If I had known quarantine was coming, I would have made some different choices. For one, I would not have ordered Hilary Mantel’s The Mirror and the Light as my spring break read, since my focus would be far too fractured to get myself back into that Thomas Cromwell and the Tudors mindset. For another, I would not have assigned Dante’s Inferno and Purgatorio to my intro students as our major readings for the back half of the semester. I went into lockdown and immediately recorded ten lectures on hell in ten days. What was I thinking?
I could not, of course, really change up the assigned readings for my students, but I could choose some different material for my off-duty hours (scant as they were). So, on impulse, I bought an e-book of the first book of Jacqueline Winspear’s long-running mystery series when it came on special, and started my still-ongoing adventure through the world of Maisie Dobbs.
It seemed like the right call: period mysteries have a certain comforting familiarity to them, and Winspear’s offering didn’t seem too bleak or too gritty, and that was exactly what I needed after hours of writing and recording lectures on Inferno. The setup is fairly simple: it’s 1929 in London, and the eponymous heroine is setting up her own solo office as “private inquiry agent,” or, in other words, a detective. We learn little by little that Maisie, while brilliant, came from a poor, working-class family, and by luck and hard work (and the mentorship of French scholar and detective Maurice Blanche), ended up studying at Girton College, Cambridge when WWI broke out, at which point she promptly lied about her age and followed her best friend to the front lines as a nurse.
But the mystery itself is a clever bait and switch.

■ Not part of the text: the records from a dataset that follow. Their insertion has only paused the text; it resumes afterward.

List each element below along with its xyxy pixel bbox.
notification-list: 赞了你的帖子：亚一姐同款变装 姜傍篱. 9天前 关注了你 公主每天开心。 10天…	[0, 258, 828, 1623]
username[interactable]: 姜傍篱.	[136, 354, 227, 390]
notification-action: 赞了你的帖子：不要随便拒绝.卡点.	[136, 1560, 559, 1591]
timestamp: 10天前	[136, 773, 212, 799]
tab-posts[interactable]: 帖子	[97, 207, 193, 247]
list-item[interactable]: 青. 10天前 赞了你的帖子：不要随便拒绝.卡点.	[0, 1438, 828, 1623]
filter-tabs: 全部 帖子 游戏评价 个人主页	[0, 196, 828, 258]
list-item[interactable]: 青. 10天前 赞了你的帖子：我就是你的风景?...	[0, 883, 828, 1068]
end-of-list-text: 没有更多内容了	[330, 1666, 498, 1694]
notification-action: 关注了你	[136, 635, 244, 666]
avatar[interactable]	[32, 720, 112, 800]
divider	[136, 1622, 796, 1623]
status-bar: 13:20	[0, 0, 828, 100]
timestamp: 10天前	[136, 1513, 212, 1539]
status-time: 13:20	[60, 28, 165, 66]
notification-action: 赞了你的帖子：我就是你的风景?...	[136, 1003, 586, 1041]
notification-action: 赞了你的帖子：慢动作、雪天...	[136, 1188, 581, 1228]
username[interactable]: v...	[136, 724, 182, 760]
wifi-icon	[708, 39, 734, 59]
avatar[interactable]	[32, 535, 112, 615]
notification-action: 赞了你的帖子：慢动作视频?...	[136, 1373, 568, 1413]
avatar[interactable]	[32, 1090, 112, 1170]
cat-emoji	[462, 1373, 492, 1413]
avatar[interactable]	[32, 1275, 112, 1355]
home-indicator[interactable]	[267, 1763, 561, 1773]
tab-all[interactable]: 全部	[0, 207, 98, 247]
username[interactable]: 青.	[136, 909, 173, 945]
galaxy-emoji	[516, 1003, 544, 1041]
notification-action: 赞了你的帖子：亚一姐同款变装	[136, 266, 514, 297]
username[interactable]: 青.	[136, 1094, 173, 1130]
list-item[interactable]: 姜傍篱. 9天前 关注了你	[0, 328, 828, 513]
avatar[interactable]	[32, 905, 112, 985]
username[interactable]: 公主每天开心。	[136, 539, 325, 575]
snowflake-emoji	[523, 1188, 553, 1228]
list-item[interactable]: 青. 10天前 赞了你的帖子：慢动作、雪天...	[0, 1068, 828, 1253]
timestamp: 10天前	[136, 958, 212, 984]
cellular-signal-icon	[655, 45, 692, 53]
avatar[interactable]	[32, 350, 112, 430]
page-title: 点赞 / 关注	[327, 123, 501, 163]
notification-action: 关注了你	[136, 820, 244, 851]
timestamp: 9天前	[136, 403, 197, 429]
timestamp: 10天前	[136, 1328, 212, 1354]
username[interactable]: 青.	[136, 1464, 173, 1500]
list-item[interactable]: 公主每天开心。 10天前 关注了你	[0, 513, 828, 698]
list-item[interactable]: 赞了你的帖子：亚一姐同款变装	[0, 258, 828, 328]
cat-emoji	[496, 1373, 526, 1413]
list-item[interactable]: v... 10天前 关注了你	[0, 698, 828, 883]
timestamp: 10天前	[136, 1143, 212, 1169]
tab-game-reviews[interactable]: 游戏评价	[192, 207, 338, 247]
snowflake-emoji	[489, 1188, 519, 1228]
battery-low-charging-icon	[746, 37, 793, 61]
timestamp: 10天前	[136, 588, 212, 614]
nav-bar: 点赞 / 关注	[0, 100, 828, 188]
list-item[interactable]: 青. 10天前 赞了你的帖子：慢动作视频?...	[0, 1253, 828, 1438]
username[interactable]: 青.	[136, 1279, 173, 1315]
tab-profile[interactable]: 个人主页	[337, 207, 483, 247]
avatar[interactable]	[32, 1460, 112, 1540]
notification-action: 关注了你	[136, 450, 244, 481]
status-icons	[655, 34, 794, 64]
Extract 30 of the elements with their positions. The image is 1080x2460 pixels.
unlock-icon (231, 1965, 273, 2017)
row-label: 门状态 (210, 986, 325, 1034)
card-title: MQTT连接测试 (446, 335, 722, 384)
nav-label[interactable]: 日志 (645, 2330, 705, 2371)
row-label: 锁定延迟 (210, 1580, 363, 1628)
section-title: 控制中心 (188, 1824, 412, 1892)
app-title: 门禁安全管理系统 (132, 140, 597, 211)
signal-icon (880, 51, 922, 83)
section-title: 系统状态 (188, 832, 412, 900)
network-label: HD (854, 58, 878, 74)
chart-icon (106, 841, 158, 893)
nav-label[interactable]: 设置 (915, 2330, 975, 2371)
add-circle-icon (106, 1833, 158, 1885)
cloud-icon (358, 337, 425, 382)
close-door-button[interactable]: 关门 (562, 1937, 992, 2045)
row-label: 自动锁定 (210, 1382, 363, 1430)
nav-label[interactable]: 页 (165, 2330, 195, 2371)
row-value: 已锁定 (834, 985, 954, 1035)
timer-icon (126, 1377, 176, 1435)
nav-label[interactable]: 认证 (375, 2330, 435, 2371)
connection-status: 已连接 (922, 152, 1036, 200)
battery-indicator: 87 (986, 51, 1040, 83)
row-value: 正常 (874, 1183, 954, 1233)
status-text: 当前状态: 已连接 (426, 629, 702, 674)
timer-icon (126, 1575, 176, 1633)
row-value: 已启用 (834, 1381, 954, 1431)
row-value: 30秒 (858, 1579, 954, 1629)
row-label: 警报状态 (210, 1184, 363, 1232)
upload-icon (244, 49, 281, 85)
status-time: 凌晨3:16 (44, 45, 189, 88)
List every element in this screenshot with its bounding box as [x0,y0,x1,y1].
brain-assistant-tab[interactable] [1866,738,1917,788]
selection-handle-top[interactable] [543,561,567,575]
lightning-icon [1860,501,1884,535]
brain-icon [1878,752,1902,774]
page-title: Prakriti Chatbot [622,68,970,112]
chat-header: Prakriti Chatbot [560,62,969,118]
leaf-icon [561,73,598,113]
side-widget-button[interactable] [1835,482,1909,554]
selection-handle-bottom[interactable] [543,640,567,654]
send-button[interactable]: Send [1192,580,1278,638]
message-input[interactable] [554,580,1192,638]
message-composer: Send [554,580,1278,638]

The case that Maisie is hired to investigate–a man concerned that his wife is cheating on him–is only a means of entry into the larger story. The wife is in fact not cheating, but is still grieving over her first love who was disfigured during the war and died afterwards, and her secret rendezvous are in fact only visits to lay flowers on his grave, a grave that bears only his first name. Maisie informs the husband of his wife’s fidelity, and, in a twist on the genre, counsels him on how to draw his wife from the suffering of the past so that together they can once more find happiness in the present. And with that tidily wrapped up in the first quarter of the novel, Maisie gets on to the real matter at hand: investigating the property where to which this disfigured soldier retired and then died under mysterious circumstances, a place that on its surface seems to provide refuge to traumatized veterans, but might, in fact, be exploiting (or worse, murdering) them.
Shame, isn’t it? That we only like our heroes out in the street when they are looking their best and their uniforms are ‘spit and polished,’ and not when they’re showing us the wounds they suffered on our behalf.
Maisie is a deeply likable heroine. Like the men whose deaths she investigates, she too bears her own trauma from the war, and Winspear smoothly interweaves Maisie’s university and wartime experience with her present-day work to show us how our detective has been shaped by her past. The result is a mystery with a bit more emotional weight and resonance to it, but also guided by Winspear’s decidedly gentle, calm narration, which matches Maisie’s own sensitive, empathetic nature. As her mentor told her, merely solving a mystery isn’t enough: “The story takes up space as a knot in a piece of wood. If the knot is removed, a hole remains. We must ask ourselves, how will this hole that we have opened be filled? The hole, Maisie, is our responsibility.”
And Maisie does feel responsibility for figuring out what happened at the farm, because the son of her benefactor Lady Rowan is also a traumatized veteran who is tempted to retreat to that place; the stakes quickly become personal for her, and with the help of her assistant, Billy Beale (a former military sapper), she goes to work uncovering the sad truth of what’s happening to these men.
It is most certainly a book that feels gentle, but Winspear neatly avoids being sentimental or treacly by keeping the trauma in focus–and yet also letting her characters be more than their trauma. She was, apparently, inspired to create the story by her grandfather’s own traumatic experience of PTSD, as well as a grandmother who worked in a munitions factory and was partly blinded in an explosion there. And she also allows Maisie to be a decidedly modern woman in a number of ways: she is well-educated in the most advanced (for the 1920s) investigative science and psychological research, and trained in meditation as a way of sorting through her intuitions and hunches.
Perhaps my one complaint is that Winspear tends to withhold from the reader whatever final bit of evidence helps Maisie to solve the mystery; it doesn’t quite feel like playing fair (and after listening to many episodes of Shedunnit, I know this goes against the Detection Club rules that Agatha Christie and Dorothy L Sayers usually played by!) and it can be a touch frustrating to know that information is withheld from us to make Maisie seem a bit wiser and cleverer. Given how careful, compassionate, and intelligent Maisie is throughout the novel, it’s just not quite necessary to withhold in this fashion; even if I figured things out in advance of the reveal, I wouldn’t be enjoying the novel any less, given Winspear’s thoughtful incorporation of other, weightier themes than mere puzzle-solving.
It was, in the end, exactly the novel I needed to give myself a little break from the grind of my toppled-over life. If you find yourself in need of a clever mystery with surprising depths, give it a try.